Cranberries
Last evening the dog and I went on a cranberry scouting expedition. What did we find? The berries aren’t quite ripe yet, but there is a bumper crop this year—big berries and plentiful—like I haven’t seen since 1987.
And yes, I remember the exact year, because several years later I still had bags of cranberries in the freezer labeled, “Cranberries, September 1987.” Oldest daughter and her friend were ten years old, and for a couple of weeks in early September they’d disappear into the bush together whenever it could be arranged, and waddle home a couple of hours later, side by side, carrying a 5-gallon bucket of berries between them. (That was back in the days when reasonable parents still let their kiddies wander the bush unsupervised all afternoon as long as they were home for supper.)
Watermelon
All the watermelon I bought this year was disappointingly bland and flavourless and not very juicy. Even the big watermelon fans in the fam didn’t like it much, and I ended up throwing some away. Do they even grow the slurpy, full-of-flavour, seeded melons like I grew up with anymore?
Peaches
I have been shamelessly admiring all the jars of canned peaches (and strawberry-rhubarb jam, too) lined up on a little table in the kitchen. What’s the point of slaving over the canner if you can’t admire your handiwork for a while before you store it away on a cool dark shelf in the basement?

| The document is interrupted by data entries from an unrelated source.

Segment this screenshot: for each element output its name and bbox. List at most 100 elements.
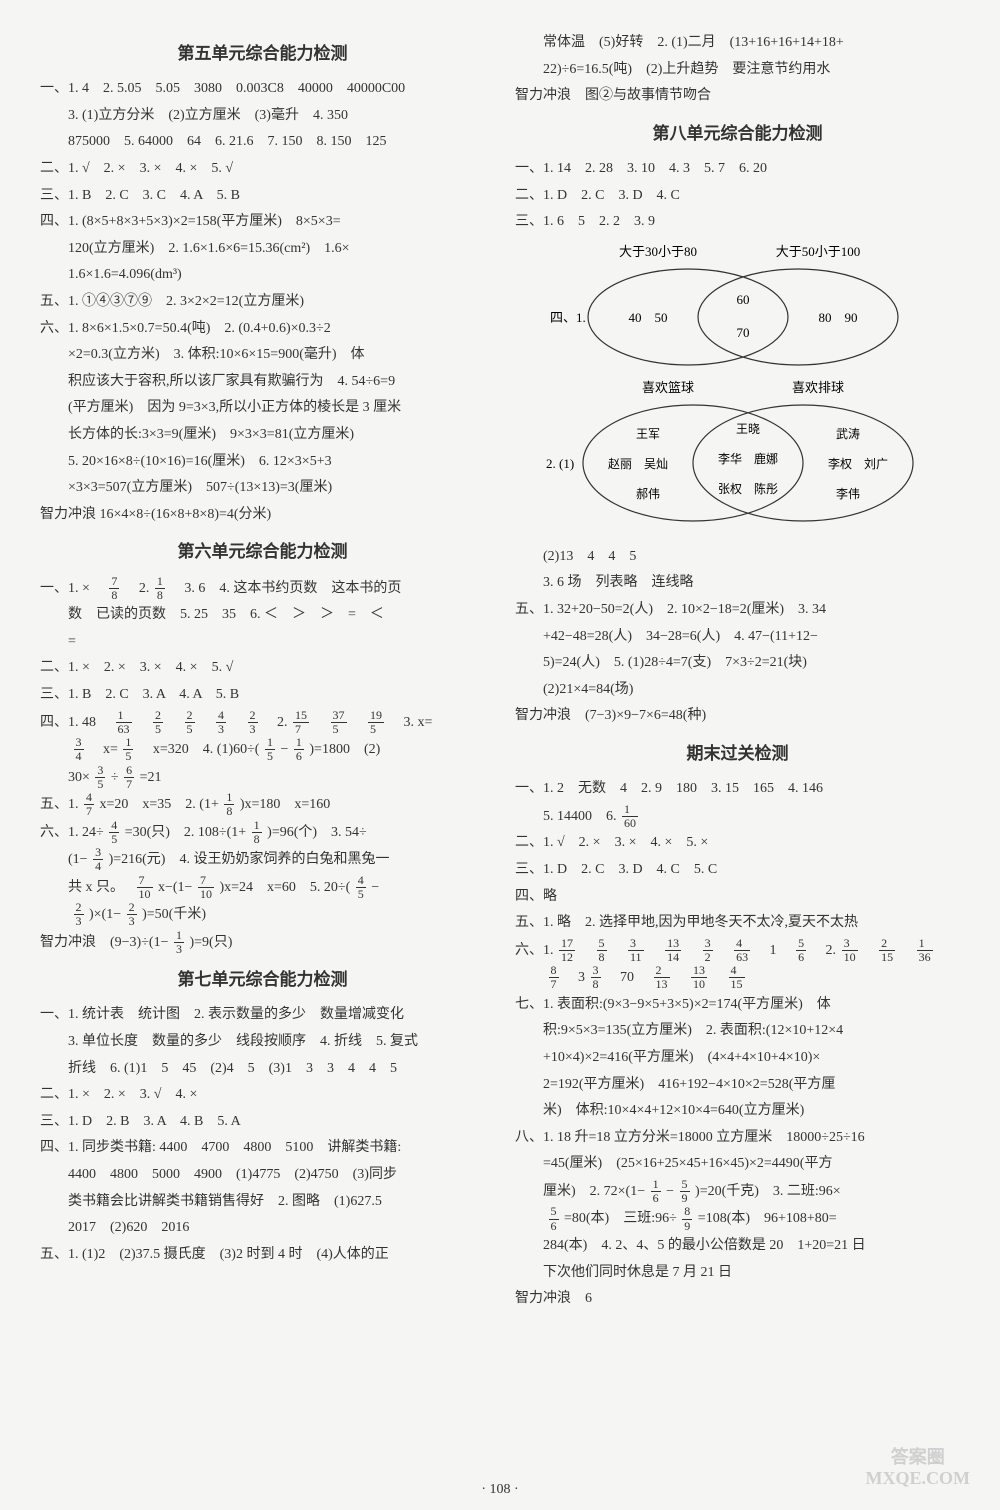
text-line: 六、1. 8×6×1.5×0.7=50.4(吨) 2. (0.4+0.6)×0.… xyxy=(40,316,485,343)
fraction: 23 xyxy=(74,901,84,928)
svg-text:张权 陈彤: 张权 陈彤 xyxy=(717,481,777,496)
t: =108(本) 96+108+80= xyxy=(698,1211,837,1226)
fraction: 58 xyxy=(597,937,607,964)
fraction: 463 xyxy=(734,937,750,964)
t: =30(只) 2. 108÷(1+ xyxy=(125,824,246,839)
text-line: 五、1. ①④③⑦⑨ 2. 3×2×2=12(立方厘米) xyxy=(40,289,485,316)
t: 一、1. × xyxy=(40,581,104,596)
t: )x=24 x=60 5. 20÷( xyxy=(219,879,350,894)
fraction: 18 xyxy=(252,819,262,846)
fraction: 16 xyxy=(294,736,304,763)
text-line: 四、1. 48 163 25 25 43 23 2. 157 375 195 3… xyxy=(40,709,485,737)
text-line: 智力冲浪 6 xyxy=(515,1286,960,1313)
text-line: +42−48=28(人) 34−28=6(人) 4. 47−(11+12− xyxy=(515,624,960,651)
svg-text:四、1.: 四、1. xyxy=(550,310,586,325)
t: 六、1. 24÷ xyxy=(40,824,104,839)
fraction: 1310 xyxy=(691,964,707,991)
t: )=216(元) 4. 设王奶奶家饲养的白兔和黑兔一 xyxy=(109,852,390,867)
fraction: 18 xyxy=(155,575,165,602)
fraction: 45 xyxy=(356,874,366,901)
text-line: 2=192(平方厘米) 416+192−4×10×2=528(平方厘 xyxy=(515,1072,960,1099)
fraction: 67 xyxy=(124,764,134,791)
text-line: 共 x 只。 710 x−(1− 710 )x=24 x=60 5. 20÷( … xyxy=(40,874,485,902)
fraction: 375 xyxy=(331,709,347,736)
t: )=1800 (2) xyxy=(309,742,380,757)
text-line: ×3×3=507(立方厘米) 507÷(13×13)=3(厘米) xyxy=(40,475,485,502)
text-line: 智力冲浪 (9−3)÷(1− 13 )=9(只) xyxy=(40,929,485,957)
text-line: 下次他们同时休息是 7 月 21 日 xyxy=(515,1260,960,1287)
t: =21 xyxy=(140,769,162,784)
svg-text:喜欢篮球: 喜欢篮球 xyxy=(641,380,693,395)
text-line: 一、1. 4 2. 5.05 5.05 3080 0.003C8 40000 4… xyxy=(40,76,485,103)
t: − xyxy=(280,742,288,757)
two-column-layout: 第五单元综合能力检测 一、1. 4 2. 5.05 5.05 3080 0.00… xyxy=(40,30,960,1480)
t: )=96(个) 3. 54÷ xyxy=(267,824,367,839)
svg-text:2. (1): 2. (1) xyxy=(546,456,574,471)
fraction: 47 xyxy=(84,791,94,818)
watermark-text: 答案圈 xyxy=(866,1447,970,1469)
text-line: (2)21×4=84(场) xyxy=(515,677,960,704)
t: − xyxy=(371,879,379,894)
svg-text:大于30小于80: 大于30小于80 xyxy=(618,244,696,259)
fraction: 136 xyxy=(917,937,933,964)
fraction: 1712 xyxy=(559,937,575,964)
fraction: 415 xyxy=(729,964,745,991)
text-line: 智力冲浪 16×4×8÷(16×8+8×8)=4(分米) xyxy=(40,502,485,529)
t: 70 xyxy=(606,970,648,985)
text-line: 二、1. × 2. × 3. × 4. × 5. √ xyxy=(40,655,485,682)
text-line: 厘米) 2. 72×(1− 16 − 59 )=20(千克) 3. 二班:96× xyxy=(515,1178,960,1206)
fraction: 16 xyxy=(651,1178,661,1205)
text-line: =45(厘米) (25×16+25×45+16×45)×2=4490(平方 xyxy=(515,1151,960,1178)
text-line: 三、1. B 2. C 3. C 4. A 5. B xyxy=(40,183,485,210)
fraction: 25 xyxy=(153,709,163,736)
t: x= xyxy=(89,742,118,757)
fraction: 23 xyxy=(127,901,137,928)
fraction: 56 xyxy=(549,1205,559,1232)
t xyxy=(40,742,68,757)
t: x=320 4. (1)60÷( xyxy=(139,742,260,757)
text-line: 5. 20×16×8÷(10×16)=16(厘米) 6. 12×3×5+3 xyxy=(40,449,485,476)
text-line: 二、1. √ 2. × 3. × 4. × 5. √ xyxy=(40,156,485,183)
t: 3. 6 4. 这本书约页数 这本书的页 xyxy=(170,581,401,596)
fraction: 35 xyxy=(95,764,105,791)
fraction: 78 xyxy=(109,575,119,602)
t: )×(1− xyxy=(89,907,121,922)
text-line: 一、1. × 78 2. 18 3. 6 4. 这本书约页数 这本书的页 xyxy=(40,575,485,603)
text-line: 5)=24(人) 5. (1)28÷4=7(支) 7×3÷2=21(块) xyxy=(515,650,960,677)
text-line: 米) 体积:10×4×4+12×10×4=640(立方厘米) xyxy=(515,1098,960,1125)
text-line: 3. 单位长度 数量的多少 线段按顺序 4. 折线 5. 复式 xyxy=(40,1029,485,1056)
svg-text:赵丽 吴灿: 赵丽 吴灿 xyxy=(607,457,667,471)
text-line: 一、1. 统计表 统计图 2. 表示数量的多少 数量增减变化 xyxy=(40,1002,485,1029)
t: ÷ xyxy=(111,769,119,784)
text-line: (2)13 4 4 5 xyxy=(515,544,960,571)
text-line: 五、1. (1)2 (2)37.5 摄氏度 (3)2 时到 4 时 (4)人体的… xyxy=(40,1242,485,1269)
text-line: 五、1. 47 x=20 x=35 2. (1+ 18 )x=180 x=160 xyxy=(40,791,485,819)
text-line: (平方厘米) 因为 9=3×3,所以小正方体的棱长是 3 厘米 xyxy=(40,395,485,422)
text-line: +10×4)×2=416(平方厘米) (4×4+4×10+4×10)× xyxy=(515,1045,960,1072)
fraction: 311 xyxy=(628,937,644,964)
t: 2. xyxy=(263,714,291,729)
fraction: 89 xyxy=(682,1205,692,1232)
t: 3. x= xyxy=(390,714,433,729)
t: − xyxy=(666,1184,674,1199)
fraction: 710 xyxy=(137,874,153,901)
fraction: 45 xyxy=(109,819,119,846)
text-line: 2017 (2)620 2016 xyxy=(40,1215,485,1242)
fraction: 43 xyxy=(216,709,226,736)
svg-text:40 50: 40 50 xyxy=(628,310,667,325)
text-line: 3. (1)立方分米 (2)立方厘米 (3)毫升 4. 350 xyxy=(40,103,485,130)
svg-text:李伟: 李伟 xyxy=(835,486,859,501)
fraction: 18 xyxy=(224,791,234,818)
svg-text:喜欢排球: 喜欢排球 xyxy=(791,380,843,395)
text-line: 六、1. 24÷ 45 =30(只) 2. 108÷(1+ 18 )=96(个)… xyxy=(40,819,485,847)
t: )x=180 x=160 xyxy=(240,797,330,812)
text-line: 四、略 xyxy=(515,884,960,911)
text-line: 三、1. D 2. C 3. D 4. C 5. C xyxy=(515,857,960,884)
text-line: 23 )×(1− 23 )=50(千米) xyxy=(40,901,485,929)
text-line: ×2=0.3(立方米) 3. 体积:10×6×15=900(毫升) 体 xyxy=(40,342,485,369)
text-line: 智力冲浪 (7−3)×9−7×6=48(种) xyxy=(515,703,960,730)
t: 2. xyxy=(812,943,840,958)
fraction: 710 xyxy=(198,874,214,901)
text-line: 一、1. 2 无数 4 2. 9 180 3. 15 165 4. 146 xyxy=(515,776,960,803)
text-line: 七、1. 表面积:(9×3−9×5+3×5)×2=174(平方厘米) 体 xyxy=(515,992,960,1019)
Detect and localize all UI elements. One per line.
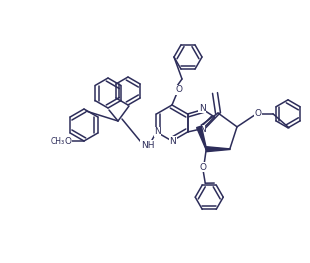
Text: N: N — [154, 128, 161, 136]
Polygon shape — [206, 147, 230, 152]
Polygon shape — [197, 126, 206, 149]
Text: N: N — [170, 136, 176, 145]
Text: N: N — [199, 104, 206, 113]
Text: CH₃: CH₃ — [51, 136, 65, 145]
Text: O: O — [200, 163, 207, 172]
Text: O: O — [64, 136, 72, 145]
Text: NH: NH — [141, 140, 154, 149]
Text: N: N — [199, 125, 206, 134]
Text: O: O — [255, 109, 262, 118]
Text: O: O — [175, 85, 183, 94]
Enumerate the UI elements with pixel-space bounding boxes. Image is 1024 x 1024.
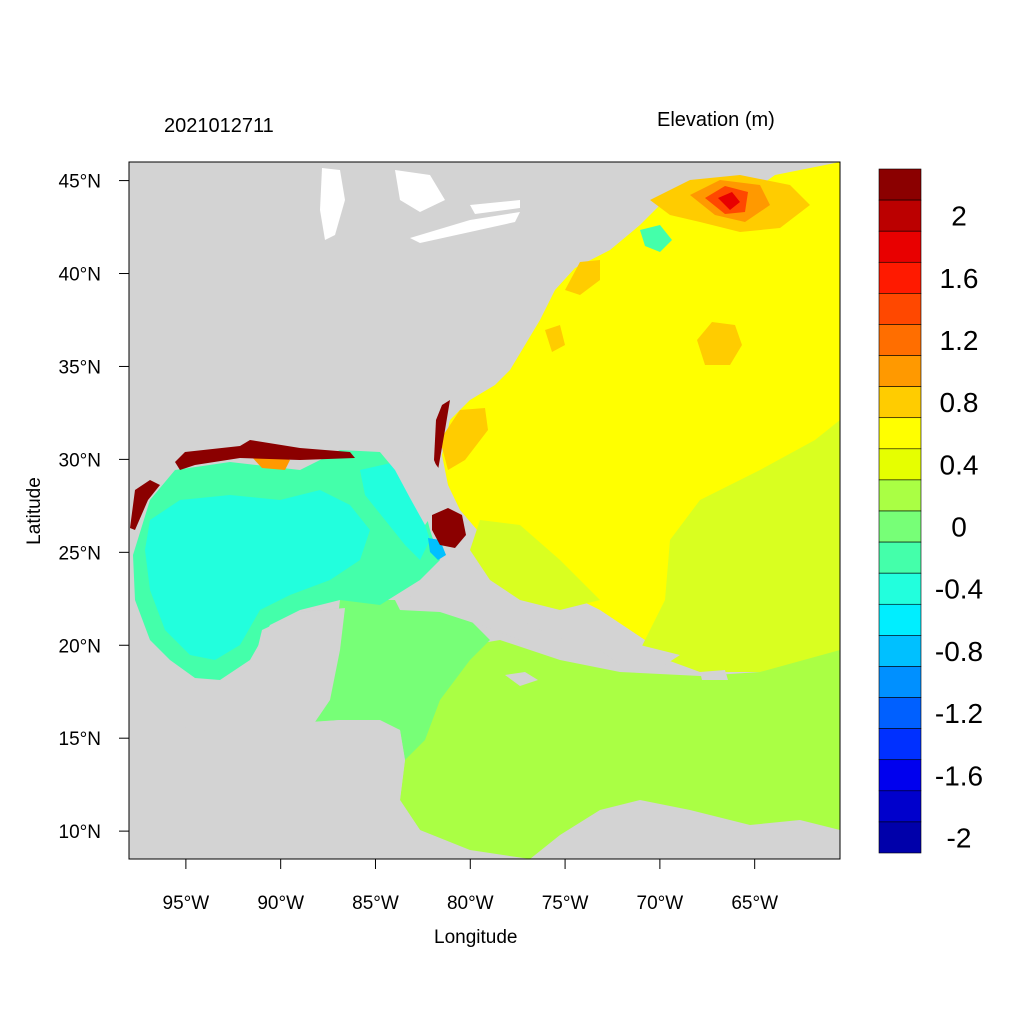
colorbar: 2 1.6 1.2 0.8 0.4 0 -0.4 -0.8 -1.2 -1.6 -2 [878, 168, 983, 854]
y-tick-label: 35°N [59, 357, 101, 378]
x-tick-label: 95°W [163, 893, 210, 914]
south-america-coast [530, 800, 840, 859]
cuba-island [395, 592, 580, 650]
caribbean-sea-region [400, 640, 840, 859]
carolina-coast-patch [440, 408, 488, 470]
x-axis-ticks: 95°W 90°W 85°W 80°W 75°W 70°W 65°W [163, 859, 778, 914]
colorbar-swatch [878, 448, 922, 481]
x-tick-label: 85°W [352, 893, 399, 914]
hispaniola-island [600, 645, 680, 668]
great-lakes-michigan [320, 168, 345, 240]
colorbar-swatch [878, 230, 922, 263]
gulf-interior-region [145, 490, 370, 660]
colorbar-label: -0.4 [935, 574, 983, 605]
florida-peninsula [380, 450, 445, 525]
y-tick-label: 25°N [59, 543, 101, 564]
colorbar-swatch [878, 293, 922, 325]
south-florida-flood [432, 508, 466, 548]
map-panel: 95°W 90°W 85°W 80°W 75°W 70°W 65°W 45°N 40°N 35°… [59, 161, 841, 914]
atlantic-southeast-region [640, 420, 840, 672]
colorbar-label: 0.4 [940, 449, 979, 480]
y-tick-label: 30°N [59, 450, 101, 471]
colorbar-swatch [878, 666, 922, 698]
colorbar-label: 1.6 [940, 263, 979, 294]
florida-coast-blue [428, 538, 446, 560]
bahamas-banks-region [470, 520, 600, 610]
colorbar-swatch [878, 355, 922, 387]
colorbar-label: -0.8 [935, 636, 983, 667]
y-tick-label: 20°N [59, 636, 101, 657]
timestamp-title: 2021012711 [164, 115, 274, 137]
y-tick-label: 45°N [59, 172, 101, 193]
jamaica-island [505, 672, 538, 686]
west-florida-shelf-region [360, 462, 430, 560]
x-tick-label: 80°W [447, 893, 494, 914]
x-tick-label: 70°W [637, 893, 684, 914]
colorbar-swatch [878, 759, 922, 792]
colorbar-label: 0.8 [940, 387, 979, 418]
x-tick-label: 65°W [731, 893, 778, 914]
colorbar-swatch [878, 417, 922, 450]
colorbar-swatch [878, 168, 922, 201]
y-tick-label: 10°N [59, 822, 101, 843]
colorbar-swatch [878, 386, 922, 419]
colorbar-swatch [878, 697, 922, 729]
x-tick-label: 75°W [542, 893, 589, 914]
puerto-rico-island [700, 670, 728, 680]
y-tick-label: 40°N [59, 265, 101, 286]
colorbar-label: -1.6 [935, 760, 983, 791]
x-tick-label: 90°W [257, 893, 304, 914]
chesapeake-patch [545, 325, 565, 352]
colorbar-swatch [878, 541, 922, 574]
colorbar-swatch [878, 199, 922, 232]
colorbar-swatch [878, 510, 922, 543]
new-jersey-patch [565, 260, 600, 295]
x-axis-label: Longitude [434, 927, 518, 948]
cape-cod-cyan [640, 225, 672, 252]
y-axis-ticks: 45°N 40°N 35°N 30°N 25°N 20°N 15°N 10°N [59, 172, 129, 843]
map-frame [128, 161, 841, 860]
great-lakes-huron [395, 170, 445, 212]
gulf-coast-red-fringe [175, 440, 355, 470]
yucatan-peninsula [250, 608, 345, 722]
bay-of-fundy-peak [718, 192, 740, 210]
colorbar-swatch [878, 572, 922, 605]
colorbar-label: -2 [947, 822, 972, 853]
y-tick-label: 15°N [59, 729, 101, 750]
colorbar-swatch [878, 790, 922, 823]
field-title: Elevation (m) [657, 109, 775, 131]
y-axis-label: Latitude [24, 477, 45, 545]
great-lakes-erie [410, 212, 520, 243]
colorbar-label: 2 [951, 201, 967, 232]
colorbar-swatch [878, 479, 922, 512]
texas-coast-fringe [130, 480, 160, 530]
colorbar-label: -1.2 [935, 698, 983, 729]
western-caribbean-region [315, 600, 490, 760]
colorbar-swatch [878, 635, 922, 667]
great-lakes-ontario [470, 200, 520, 214]
east-coast-fringe [434, 400, 450, 470]
colorbar-swatch [878, 603, 922, 636]
colorbar-swatch [878, 728, 922, 761]
mid-atlantic-patch [697, 322, 742, 365]
colorbar-swatch [878, 324, 922, 356]
colorbar-swatch [878, 821, 922, 854]
colorbar-label: 0 [951, 512, 967, 543]
central-america [129, 720, 440, 859]
colorbar-label: 1.2 [940, 325, 979, 356]
colorbar-swatch [878, 261, 922, 294]
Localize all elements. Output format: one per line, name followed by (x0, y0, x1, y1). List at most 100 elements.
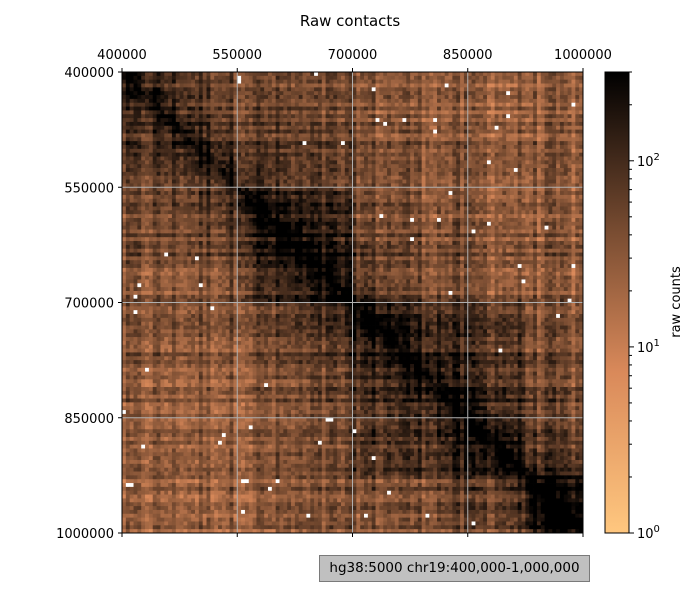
heatmap-cell (406, 98, 411, 104)
heatmap-cell (490, 160, 496, 165)
heatmap-cell (317, 98, 323, 104)
heatmap-cell (383, 191, 388, 196)
heatmap-cell (429, 91, 434, 96)
heatmap-cell (387, 229, 392, 234)
heatmap-cell (291, 110, 296, 115)
heatmap-cell (202, 91, 207, 96)
heatmap-cell (168, 106, 173, 111)
heatmap-cell (302, 148, 307, 154)
heatmap-cell (321, 194, 327, 200)
heatmap-cell (579, 152, 584, 157)
heatmap-cell (390, 79, 396, 84)
heatmap-cell (206, 156, 211, 161)
heatmap-cell (367, 72, 373, 77)
heatmap-cell (252, 125, 257, 131)
heatmap-cell (544, 83, 549, 88)
heatmap-cell (548, 141, 553, 146)
heatmap-cell (444, 148, 449, 154)
heatmap-cell (406, 183, 411, 188)
heatmap-cell (425, 160, 430, 165)
heatmap-cell (559, 83, 565, 88)
heatmap-cell (214, 160, 219, 165)
heatmap-cell (317, 125, 323, 131)
heatmap-cell (475, 191, 480, 196)
heatmap-cell (218, 91, 223, 96)
heatmap-cell (375, 210, 380, 215)
heatmap-cell (291, 102, 296, 107)
heatmap-cell (513, 121, 519, 127)
heatmap-cell (567, 106, 572, 111)
heatmap-cell (148, 148, 154, 154)
heatmap-cell (356, 225, 361, 230)
heatmap-cell (275, 229, 280, 234)
heatmap-cell (241, 125, 246, 131)
heatmap-cell (156, 164, 161, 169)
heatmap-cell (141, 75, 146, 81)
heatmap-cell (448, 75, 453, 81)
heatmap-cell (494, 214, 499, 219)
heatmap-cell (529, 110, 534, 115)
heatmap-cell (210, 168, 215, 173)
heatmap-cell (506, 129, 511, 134)
heatmap-cell (390, 168, 396, 173)
heatmap-cell (310, 125, 315, 131)
heatmap-cell (156, 183, 161, 188)
heatmap-cell (156, 198, 161, 204)
heatmap-cell (225, 137, 230, 142)
heatmap-cell (394, 156, 399, 161)
heatmap-cell (214, 102, 219, 107)
heatmap-cell (548, 75, 553, 81)
heatmap-cell (567, 125, 572, 131)
heatmap-cell (260, 79, 265, 84)
heatmap-cell (444, 91, 449, 96)
heatmap-cell (198, 137, 204, 142)
heatmap-cell (510, 87, 515, 92)
heatmap-cell (229, 75, 234, 81)
heatmap-cell (194, 87, 200, 92)
heatmap-cell (529, 102, 534, 107)
heatmap-cell (164, 75, 169, 81)
heatmap-cell (302, 83, 307, 88)
heatmap-cell (264, 225, 269, 230)
heatmap-cell (152, 217, 157, 223)
heatmap-cell (387, 152, 392, 157)
heatmap-cell (129, 221, 134, 227)
heatmap-cell (244, 144, 250, 150)
heatmap-cell (122, 91, 127, 96)
heatmap-cell (337, 221, 342, 227)
heatmap-cell (367, 187, 373, 192)
heatmap-cell (325, 87, 330, 92)
heatmap-cell (498, 95, 503, 100)
heatmap-cell (187, 229, 192, 234)
heatmap-cell (406, 217, 411, 223)
heatmap-cell (248, 175, 254, 180)
heatmap-cell (148, 125, 154, 131)
heatmap-cell (417, 110, 423, 115)
heatmap-cell (367, 125, 373, 131)
heatmap-cell (486, 171, 492, 177)
heatmap-cell (444, 79, 449, 84)
heatmap-cell (229, 179, 234, 184)
heatmap-cell (122, 98, 127, 104)
heatmap-cell (137, 225, 142, 230)
heatmap-cell (317, 144, 323, 150)
heatmap-cell (486, 79, 492, 84)
heatmap-cell (164, 217, 169, 223)
heatmap-cell (248, 206, 254, 211)
heatmap-cell (260, 168, 265, 173)
heatmap-cell (340, 98, 346, 104)
heatmap-cell (348, 214, 353, 219)
heatmap-cell (164, 79, 169, 84)
heatmap-cell (221, 91, 227, 96)
heatmap-cell (302, 133, 307, 138)
heatmap-cell (444, 87, 449, 92)
heatmap-cell (440, 175, 446, 180)
heatmap-cell (521, 175, 526, 180)
heatmap-cell (202, 183, 207, 188)
heatmap-cell (525, 148, 530, 154)
heatmap-cell (310, 141, 315, 146)
heatmap-cell (463, 198, 469, 204)
heatmap-cell (122, 179, 127, 184)
heatmap-cell (390, 175, 396, 180)
heatmap-cell (371, 191, 376, 196)
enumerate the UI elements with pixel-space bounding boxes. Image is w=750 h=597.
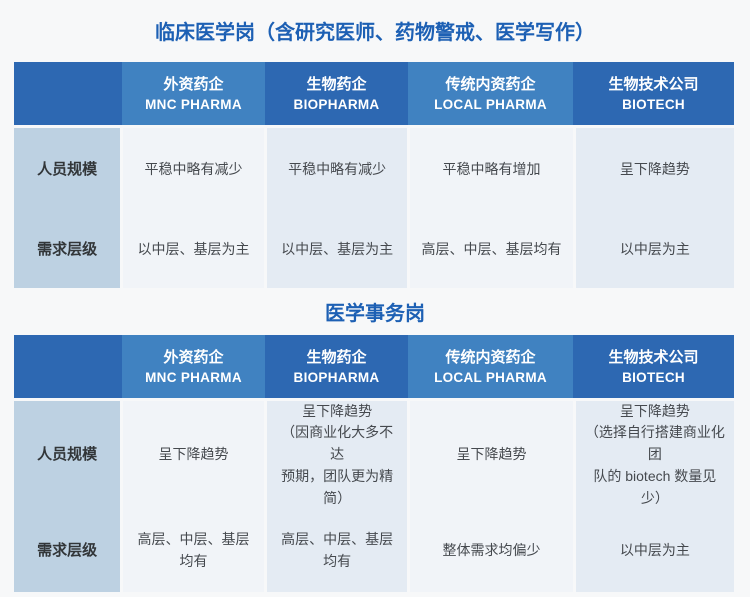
medical-affairs-section: 医学事务岗 外资药企 MNC PHARMA 生物药企 BIOPHARMA 传统内… <box>0 300 750 592</box>
section-title-medical-affairs: 医学事务岗 <box>325 303 425 325</box>
table-cell: 高层、中层、基层均有 <box>137 530 250 569</box>
table-cell: 呈下降趋势 （因商业化大多不达 预期，团队更为精简） <box>281 402 394 506</box>
column-header-en: BIOTECH <box>622 96 685 112</box>
column-header-mnc-pharma: 外资药企 MNC PHARMA <box>122 335 265 398</box>
table-corner-cell <box>14 335 122 398</box>
table-cell: 以中层、基层为主 <box>281 241 394 258</box>
column-header-cn: 生物技术公司 <box>608 75 699 93</box>
clinical-medical-table: 外资药企 MNC PHARMA 生物药企 BIOPHARMA 传统内资药企 LO… <box>14 62 734 288</box>
column-header-local-pharma: 传统内资药企 LOCAL PHARMA <box>408 335 573 398</box>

I still plan to do a post on canning peaches, but it is taking longer than I expected to get it together. In case you are waiting for my instructions before canning peaches and your peaches are in danger of spoiling while you wait, let me recommend the book Putting Food By by Janet Greene. It is the very best resource there is on canning, preserving, freezing, drying, curing, smoking or cold storing food of all kinds—fruit, vegetable, or meat. If this book doesn’t have instructions for it, you don’t want to do it.